From the March 2024 issue of Apollo. Preview and subscribe here.
Some 270 dealers and galleries will bring their best offerings to the European Fine Art Fair (TEFAF), which returns to the Maastricht Exhibition & Conference Centre from 9–14 March. This year sees the launch of Focus, a section for single-artist presentations and themed displays. Here, Susan Moore selects her highlights from the works on display at the fair.
Figure of Bastet (Egypt, Late Dynastic Period, 26th–30th Dynasty; c. 663–332 BC)
Rupert Wace, price on application
Bastet, the cat-headed daughter of the sun god Ra, was revered as the goddess of fertility, childbirth, abundance, music and joy. This richly detailed votive figure is inscribed on the base in hieroglyphs: ‘May Bastet give life to Amentwyneb son of Hep, begotten by the Lady of the House Timetjet’. With silver-inlaid eyes and pierced ears that once would have held gold earrings, the goddess is represented wearing a short-sleeved sheath dress ornamented with alternating vertical bands of diamond shapes and cross-hatching. In her left hand she carries a menat, a noise-making amuletic necklace bearing a lion’s head, perhaps representing her sister Sekhmet. Her right hand would have held a separately cast sistrum, a rattle-like ritual instrument.

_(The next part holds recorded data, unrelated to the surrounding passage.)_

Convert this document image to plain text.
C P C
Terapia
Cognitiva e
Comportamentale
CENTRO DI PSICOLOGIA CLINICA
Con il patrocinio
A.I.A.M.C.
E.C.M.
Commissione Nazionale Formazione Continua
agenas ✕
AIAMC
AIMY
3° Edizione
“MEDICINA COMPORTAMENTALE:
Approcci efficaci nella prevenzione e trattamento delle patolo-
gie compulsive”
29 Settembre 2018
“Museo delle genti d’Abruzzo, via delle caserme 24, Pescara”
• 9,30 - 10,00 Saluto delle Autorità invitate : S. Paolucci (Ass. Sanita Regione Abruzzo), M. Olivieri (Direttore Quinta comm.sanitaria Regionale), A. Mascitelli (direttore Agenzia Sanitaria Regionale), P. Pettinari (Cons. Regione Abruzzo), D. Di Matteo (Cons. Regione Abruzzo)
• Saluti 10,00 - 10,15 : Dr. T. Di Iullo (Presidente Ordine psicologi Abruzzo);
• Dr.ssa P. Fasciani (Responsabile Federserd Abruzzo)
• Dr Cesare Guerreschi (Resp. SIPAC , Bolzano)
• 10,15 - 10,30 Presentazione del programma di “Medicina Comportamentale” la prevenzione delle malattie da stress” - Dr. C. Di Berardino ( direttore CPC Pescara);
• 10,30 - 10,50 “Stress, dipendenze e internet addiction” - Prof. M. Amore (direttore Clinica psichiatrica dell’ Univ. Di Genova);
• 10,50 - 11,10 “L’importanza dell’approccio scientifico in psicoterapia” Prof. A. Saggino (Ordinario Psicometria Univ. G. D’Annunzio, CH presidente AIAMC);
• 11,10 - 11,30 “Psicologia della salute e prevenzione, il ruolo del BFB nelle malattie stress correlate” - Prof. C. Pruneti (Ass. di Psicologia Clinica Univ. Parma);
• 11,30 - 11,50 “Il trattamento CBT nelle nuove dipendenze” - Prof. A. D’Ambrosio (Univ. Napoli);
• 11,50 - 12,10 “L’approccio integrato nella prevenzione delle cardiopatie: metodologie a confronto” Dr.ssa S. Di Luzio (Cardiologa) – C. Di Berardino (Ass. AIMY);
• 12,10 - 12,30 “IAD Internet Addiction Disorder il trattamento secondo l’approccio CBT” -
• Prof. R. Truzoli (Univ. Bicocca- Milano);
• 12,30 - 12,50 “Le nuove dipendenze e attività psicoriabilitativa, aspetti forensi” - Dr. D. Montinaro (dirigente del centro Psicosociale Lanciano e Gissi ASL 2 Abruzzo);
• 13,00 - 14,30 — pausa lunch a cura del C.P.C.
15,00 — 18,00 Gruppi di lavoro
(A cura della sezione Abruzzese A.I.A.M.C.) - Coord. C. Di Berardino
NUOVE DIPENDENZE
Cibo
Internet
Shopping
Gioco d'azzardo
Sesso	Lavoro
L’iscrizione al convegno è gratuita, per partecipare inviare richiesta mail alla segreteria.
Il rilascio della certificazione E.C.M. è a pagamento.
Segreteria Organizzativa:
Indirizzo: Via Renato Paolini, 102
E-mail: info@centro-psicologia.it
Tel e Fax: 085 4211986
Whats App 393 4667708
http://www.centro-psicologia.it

Saint Lucy and Saint Catherine of Alexandria (1384), Bernardo Daddi
Brimo de Laroussilhe, around €1m
Daddi’s last documented work, painted before he succumbed to the Black Death in 1384, was a polyptych for the church of San Giorgio a Ruballa in Bagno a Ripoli near Florence. Its sale in the church dispersals of the early 19th century separated the predella panels from the main work, Crucifixion and Saints, now in the Courtauld Gallery. This predella panel, one of five, attests to the artist’s reputation as the most refined and lyrical of the early followers of Giotto. Saint Catherine has her hand on a wheel, the instrument of her martyrdom, her costly brocaded dress a mark of her royal birth; Saint Lucy is identified by the lamp she carries. What makes the panel so affecting is the intimacy and naturalness of the figures.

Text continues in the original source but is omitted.